Assessing Libya’s Unity Government: Three Months InJuly 4, 2016 in Libya
On 30 March 2016, Libya’s prime minister-designate Fayez al-Sarraj sailed into the capital Tripoli under naval escort and set up the headquarters of his country’s unity government. Now after three months in office, many are asking how has the newly formed Government of National Accord (GNA) fared in tackling the North African country’s ongoing crisis and what more needs to be done to stabilize Libya.
The GNA, which is the result of a UN-brokered power-sharing deal that was reached in December 2015, continues to face a fearsome set of economic, political and military challenges. While its allied militias have made major advances against the so-called Islamic State (IS) group in its stronghold of Sirte, success there would just be the start. The country’s economy, which was hard-hit in the wake of the 2011 uprising, continues to struggle amidst power cuts and a cash crisis at the country’s banks. Furthermore, a rival government based in the eastern city of Tobruk has refused to cede power until the country’s elected parliament passes a repeatedly delayed vote of confidence. Meanwhile neither administration can rein in militias that have fought for control of the country since the 2011 fall of former dictator Moamer Kadhafi.
So what has the GNA achieved?
Within days of its arrival in Tripoli, Sarraj’s government had won the loyalty of the main economic institutions, cities and armed groups based in western Libya.
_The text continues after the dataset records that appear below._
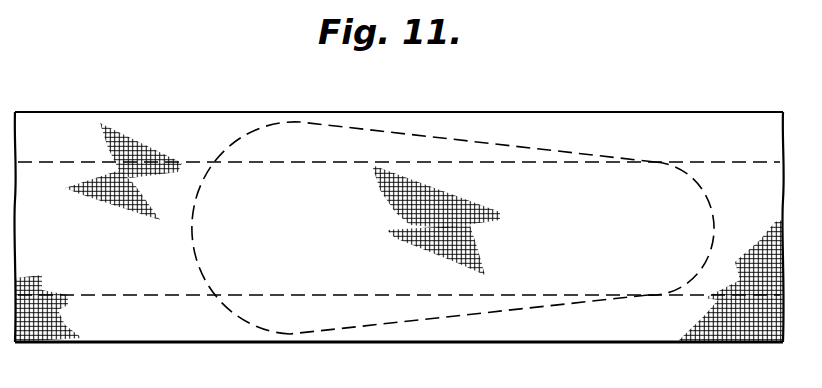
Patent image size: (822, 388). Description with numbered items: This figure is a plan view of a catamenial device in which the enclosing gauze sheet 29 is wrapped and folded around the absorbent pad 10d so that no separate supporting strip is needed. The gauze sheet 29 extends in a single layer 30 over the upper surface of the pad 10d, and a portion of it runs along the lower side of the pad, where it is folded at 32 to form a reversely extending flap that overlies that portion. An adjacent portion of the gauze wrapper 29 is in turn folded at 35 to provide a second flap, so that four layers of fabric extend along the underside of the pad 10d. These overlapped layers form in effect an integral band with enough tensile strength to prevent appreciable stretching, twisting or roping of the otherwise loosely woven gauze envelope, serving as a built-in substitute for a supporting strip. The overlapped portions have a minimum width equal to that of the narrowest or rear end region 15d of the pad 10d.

The pad 10d is at (502, 143).
The rear end region of the pad 15d is at (700, 193).
The gauze sheet 29 is at (238, 112).
The single layer 30 is at (362, 316).
The fold 32 is at (68, 162).
The fold 35 is at (160, 295).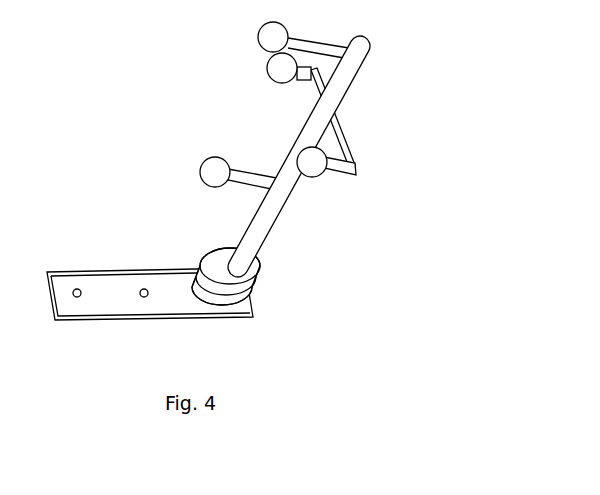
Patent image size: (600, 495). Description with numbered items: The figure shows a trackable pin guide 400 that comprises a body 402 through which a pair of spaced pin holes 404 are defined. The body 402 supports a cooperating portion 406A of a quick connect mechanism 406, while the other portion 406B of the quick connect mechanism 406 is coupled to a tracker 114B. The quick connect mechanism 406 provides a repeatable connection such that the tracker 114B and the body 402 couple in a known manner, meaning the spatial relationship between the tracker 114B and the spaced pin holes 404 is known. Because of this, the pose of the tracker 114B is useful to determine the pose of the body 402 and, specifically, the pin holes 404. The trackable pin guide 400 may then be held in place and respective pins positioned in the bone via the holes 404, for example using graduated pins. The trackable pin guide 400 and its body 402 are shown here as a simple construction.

The trackable pin guide 400 is at (98, 96).
The body 402 is at (128, 311).
The spaced pin holes 404 is at (134, 271).
The quick connect mechanism 406 is at (251, 281).
The cooperating portion of quick connect mechanism 406A is at (252, 305).
The other portion of quick connect mechanism 406B is at (262, 277).
The tracker 114B is at (341, 109).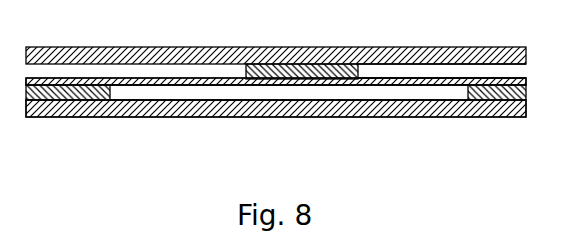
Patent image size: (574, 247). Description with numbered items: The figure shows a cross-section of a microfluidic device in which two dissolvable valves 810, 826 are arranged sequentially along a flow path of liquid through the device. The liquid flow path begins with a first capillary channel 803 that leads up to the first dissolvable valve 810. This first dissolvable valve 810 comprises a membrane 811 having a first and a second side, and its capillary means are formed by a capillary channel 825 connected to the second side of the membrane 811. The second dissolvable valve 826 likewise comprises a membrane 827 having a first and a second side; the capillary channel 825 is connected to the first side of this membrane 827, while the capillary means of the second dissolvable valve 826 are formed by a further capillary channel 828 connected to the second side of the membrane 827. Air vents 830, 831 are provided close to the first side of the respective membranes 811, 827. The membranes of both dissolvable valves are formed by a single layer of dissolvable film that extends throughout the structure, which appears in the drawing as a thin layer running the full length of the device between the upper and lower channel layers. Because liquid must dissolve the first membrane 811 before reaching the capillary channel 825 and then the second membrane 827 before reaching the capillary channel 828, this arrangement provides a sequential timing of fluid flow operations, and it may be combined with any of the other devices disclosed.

The first capillary channel 803 is at (50, 72).
The first dissolvable valve 810 is at (172, 81).
The membrane 811 is at (276, 46).
The air vent 830 is at (234, 64).
The capillary channel 825 is at (337, 88).
The capillary channel 828 is at (438, 72).
The second dissolvable valve 826 is at (405, 85).
The membrane 827 is at (276, 136).
The air vent 831 is at (453, 113).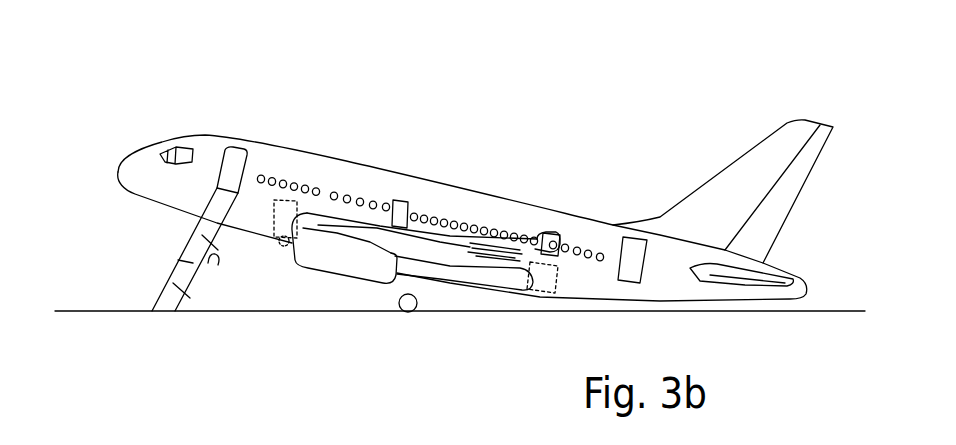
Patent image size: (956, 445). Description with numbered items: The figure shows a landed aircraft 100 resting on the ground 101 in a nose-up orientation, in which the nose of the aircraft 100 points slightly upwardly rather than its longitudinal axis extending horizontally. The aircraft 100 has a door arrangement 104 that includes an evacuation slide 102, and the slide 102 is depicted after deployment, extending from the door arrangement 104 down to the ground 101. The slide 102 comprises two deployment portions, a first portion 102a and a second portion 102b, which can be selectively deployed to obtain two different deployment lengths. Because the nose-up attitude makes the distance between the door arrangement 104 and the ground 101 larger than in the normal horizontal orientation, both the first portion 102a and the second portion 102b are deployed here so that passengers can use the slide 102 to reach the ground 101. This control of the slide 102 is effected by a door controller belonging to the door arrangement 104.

The aircraft 100 is at (549, 92).
The ground 101 is at (762, 313).
The evacuation slide 102 is at (128, 245).
The first portion 102a is at (218, 250).
The second portion 102b is at (190, 298).
The door arrangement 104 is at (233, 142).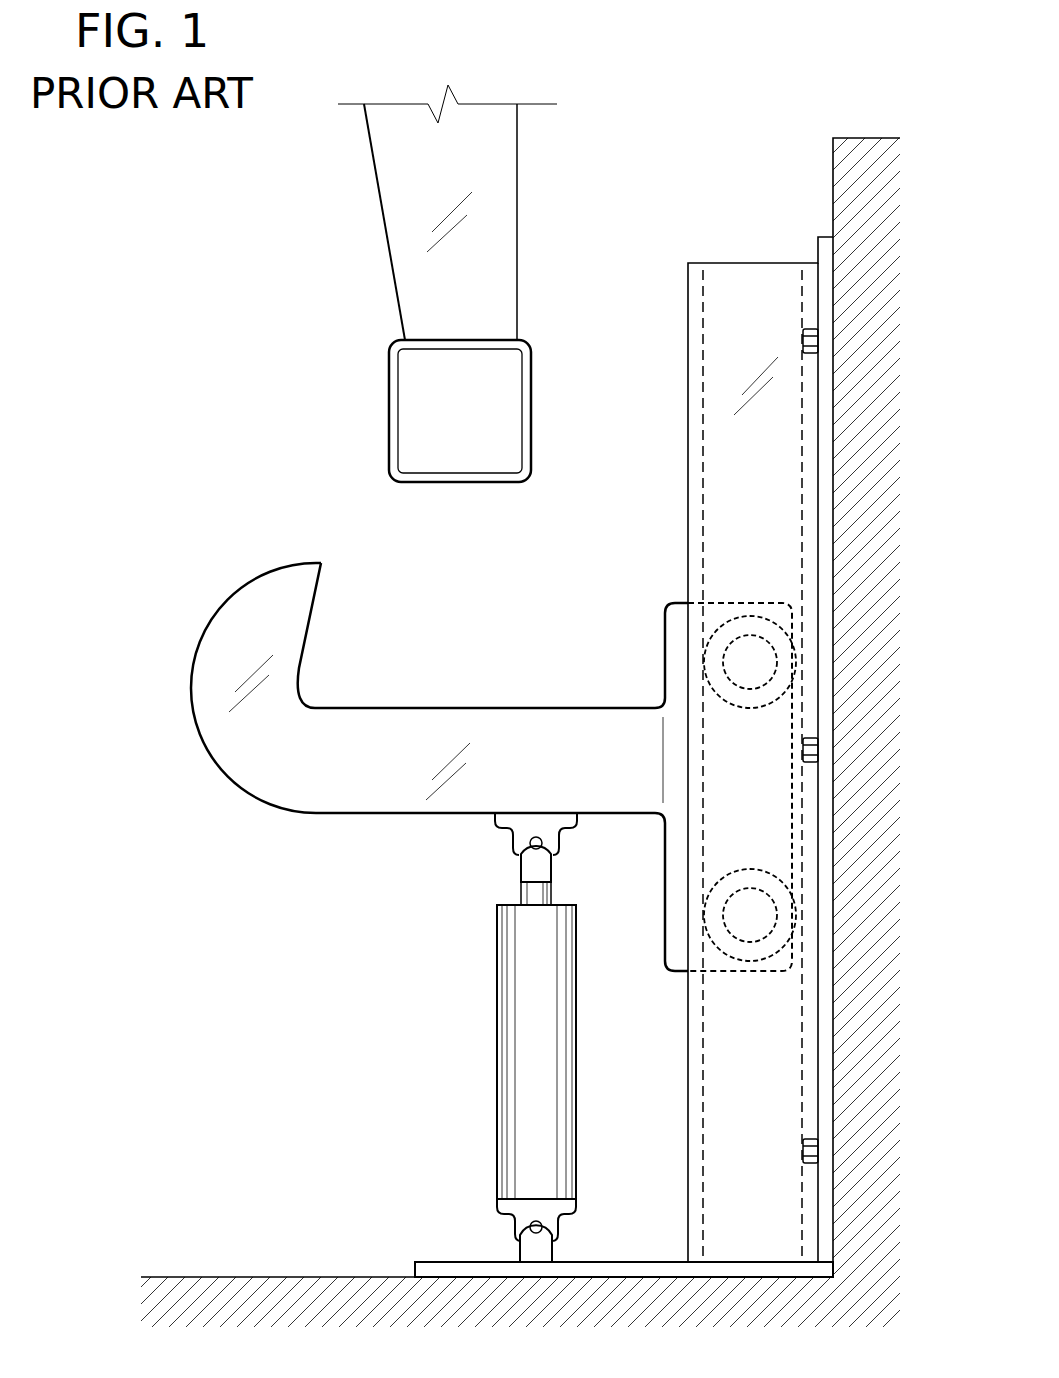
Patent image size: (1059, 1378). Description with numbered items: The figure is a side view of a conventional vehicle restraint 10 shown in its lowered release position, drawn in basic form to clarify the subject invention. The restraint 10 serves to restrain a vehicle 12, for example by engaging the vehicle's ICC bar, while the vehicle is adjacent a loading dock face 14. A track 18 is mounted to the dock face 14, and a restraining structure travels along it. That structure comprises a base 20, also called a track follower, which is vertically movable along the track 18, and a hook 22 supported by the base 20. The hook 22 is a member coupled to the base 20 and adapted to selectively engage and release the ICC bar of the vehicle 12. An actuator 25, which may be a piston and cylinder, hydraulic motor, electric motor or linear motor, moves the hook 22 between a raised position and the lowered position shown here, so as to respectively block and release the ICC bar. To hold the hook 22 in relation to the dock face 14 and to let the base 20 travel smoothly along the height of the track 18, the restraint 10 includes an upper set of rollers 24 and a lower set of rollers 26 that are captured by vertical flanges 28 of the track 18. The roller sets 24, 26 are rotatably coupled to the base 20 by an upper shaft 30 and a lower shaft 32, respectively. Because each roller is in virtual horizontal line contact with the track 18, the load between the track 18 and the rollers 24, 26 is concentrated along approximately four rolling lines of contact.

The vehicle restraint 10 is at (110, 637).
The vehicle 12 is at (389, 398).
The loading dock face 14 is at (833, 167).
The track 18 is at (688, 397).
The base 20 is at (665, 607).
The hook 22 is at (226, 598).
The upper set of rollers 24 is at (719, 625).
The actuator 25 is at (497, 1029).
The lower set of rollers 26 is at (727, 958).
The vertical flanges 28 is at (703, 318).
The upper shaft 30 is at (742, 688).
The lower shaft 32 is at (724, 915).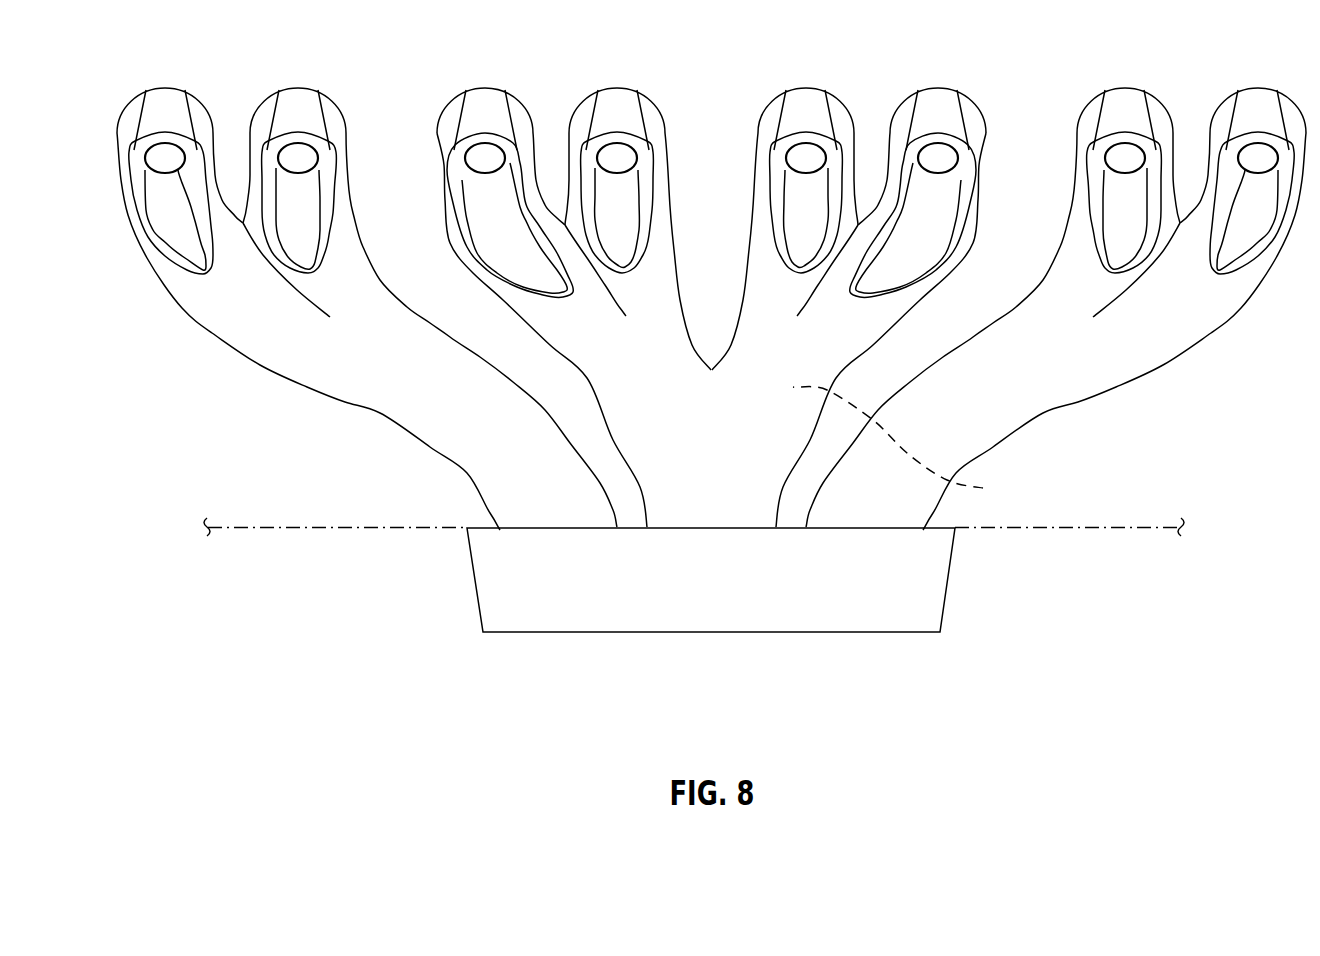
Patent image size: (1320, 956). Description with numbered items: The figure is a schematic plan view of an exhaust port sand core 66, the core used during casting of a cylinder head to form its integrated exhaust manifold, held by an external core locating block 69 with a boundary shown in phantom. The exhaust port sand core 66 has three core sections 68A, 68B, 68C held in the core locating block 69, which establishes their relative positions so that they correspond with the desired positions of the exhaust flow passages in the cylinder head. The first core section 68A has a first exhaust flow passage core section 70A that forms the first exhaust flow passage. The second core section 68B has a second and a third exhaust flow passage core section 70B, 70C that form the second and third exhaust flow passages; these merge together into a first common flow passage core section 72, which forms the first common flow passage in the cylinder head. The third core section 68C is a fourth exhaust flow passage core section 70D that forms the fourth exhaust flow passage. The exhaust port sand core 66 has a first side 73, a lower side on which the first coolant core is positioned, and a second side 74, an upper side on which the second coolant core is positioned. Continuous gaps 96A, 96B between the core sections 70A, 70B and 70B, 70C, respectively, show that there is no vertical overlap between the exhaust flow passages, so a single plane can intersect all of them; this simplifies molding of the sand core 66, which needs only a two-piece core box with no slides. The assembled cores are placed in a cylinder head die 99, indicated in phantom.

The exhaust port sand core 66 is at (168, 410).
The first core section 68A is at (233, 318).
The second core section 68B is at (740, 507).
The third core section 68C is at (1073, 378).
The core locating block 69 is at (950, 577).
The first exhaust flow passage core section 70A is at (365, 309).
The second exhaust flow passage core section 70B is at (647, 410).
The third exhaust flow passage core section 70C is at (863, 320).
The fourth exhaust flow passage core section 70D is at (1056, 309).
The first common flow passage core section 72 is at (678, 507).
The first side 73 is at (905, 447).
The second side 74 is at (590, 381).
The continuous gap 96A is at (547, 380).
The continuous gap 96B is at (920, 352).
The cylinder head die 99 is at (307, 528).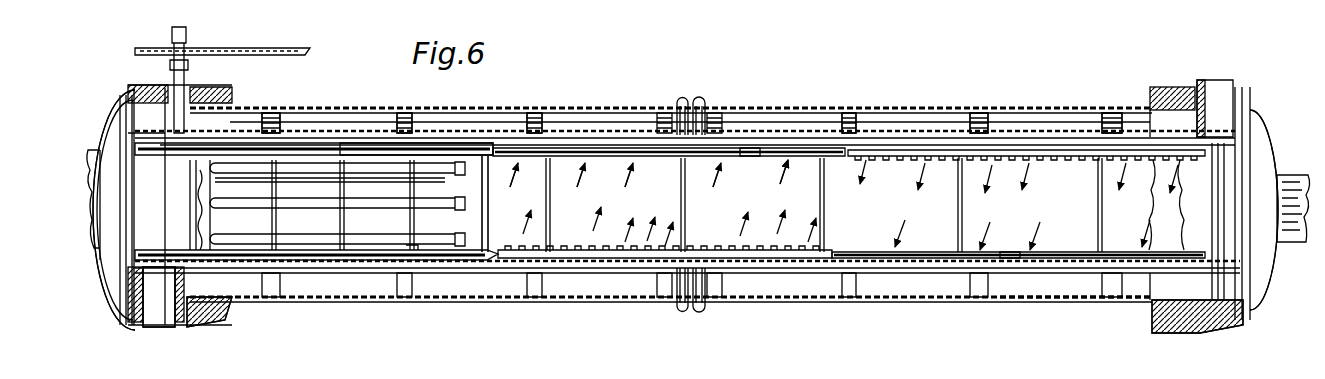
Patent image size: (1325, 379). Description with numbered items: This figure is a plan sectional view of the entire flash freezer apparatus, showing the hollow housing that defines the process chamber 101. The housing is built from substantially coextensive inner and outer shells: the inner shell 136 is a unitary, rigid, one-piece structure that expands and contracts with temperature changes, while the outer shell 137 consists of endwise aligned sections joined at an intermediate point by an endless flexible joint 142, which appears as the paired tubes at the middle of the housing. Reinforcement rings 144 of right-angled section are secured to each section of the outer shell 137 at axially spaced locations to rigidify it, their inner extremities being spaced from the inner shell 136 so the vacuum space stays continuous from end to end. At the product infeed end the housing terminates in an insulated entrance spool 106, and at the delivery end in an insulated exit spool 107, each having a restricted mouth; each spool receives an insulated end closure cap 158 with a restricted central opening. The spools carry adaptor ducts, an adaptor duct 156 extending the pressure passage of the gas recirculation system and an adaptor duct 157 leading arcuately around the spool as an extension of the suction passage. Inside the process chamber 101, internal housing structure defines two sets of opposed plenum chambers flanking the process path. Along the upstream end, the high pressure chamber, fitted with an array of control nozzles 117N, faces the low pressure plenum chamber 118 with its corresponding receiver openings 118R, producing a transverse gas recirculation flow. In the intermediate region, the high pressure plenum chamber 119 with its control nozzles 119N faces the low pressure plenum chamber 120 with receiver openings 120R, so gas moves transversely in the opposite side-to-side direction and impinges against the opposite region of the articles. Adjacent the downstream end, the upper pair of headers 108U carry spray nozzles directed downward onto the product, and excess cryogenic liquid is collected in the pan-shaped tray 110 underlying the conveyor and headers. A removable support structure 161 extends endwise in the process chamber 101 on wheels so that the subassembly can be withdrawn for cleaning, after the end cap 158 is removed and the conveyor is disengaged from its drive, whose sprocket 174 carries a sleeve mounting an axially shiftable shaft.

Without waiting for a vote of confidence from Tobruk, the GNA took control of key government ministries in Tripoli, with Sarraj managing to secure a rapprochement between rival central banks and national oil companies. According to analysts, the prime minister-designate has also met with figures from both sides of the country and has continued to stress the need for unity. However the GNA’s biggest achievement to date has been its success in commanding an assault on IS in Sirte, which is located 450 kilometres (280 miles) east of the capital Tripoli. Since 12 May, pro-government forces have cleared IS from 280 kilometres (175 miles) of coastline and surrounded the jihadists inside the city.
In political terms, the GNA’s main challenge continues to be securing a rapprochement with the east. Sources however have disclosed that Easterners are wary of the GNA’s reliance on militias. Furthermore, kidnappings for ransom are on the rise, as are the prices of basic goods. Power cuts are common, long and unpredictable and they sometimes affect the water supplies. Furthermore, foreign airlines are avoiding the country and Libyans have few options to fly out. Also, despite a string of foreign delegations, no foreign embassy is currently present in the capital.
What after IS?
In order to govern effectively, Sarraj will need a vote of confidence from the House of Representatives in Tobruk. The continued fight against IS delays any rapprochement between the East and the West, and is inevitable unless a political solution is reached.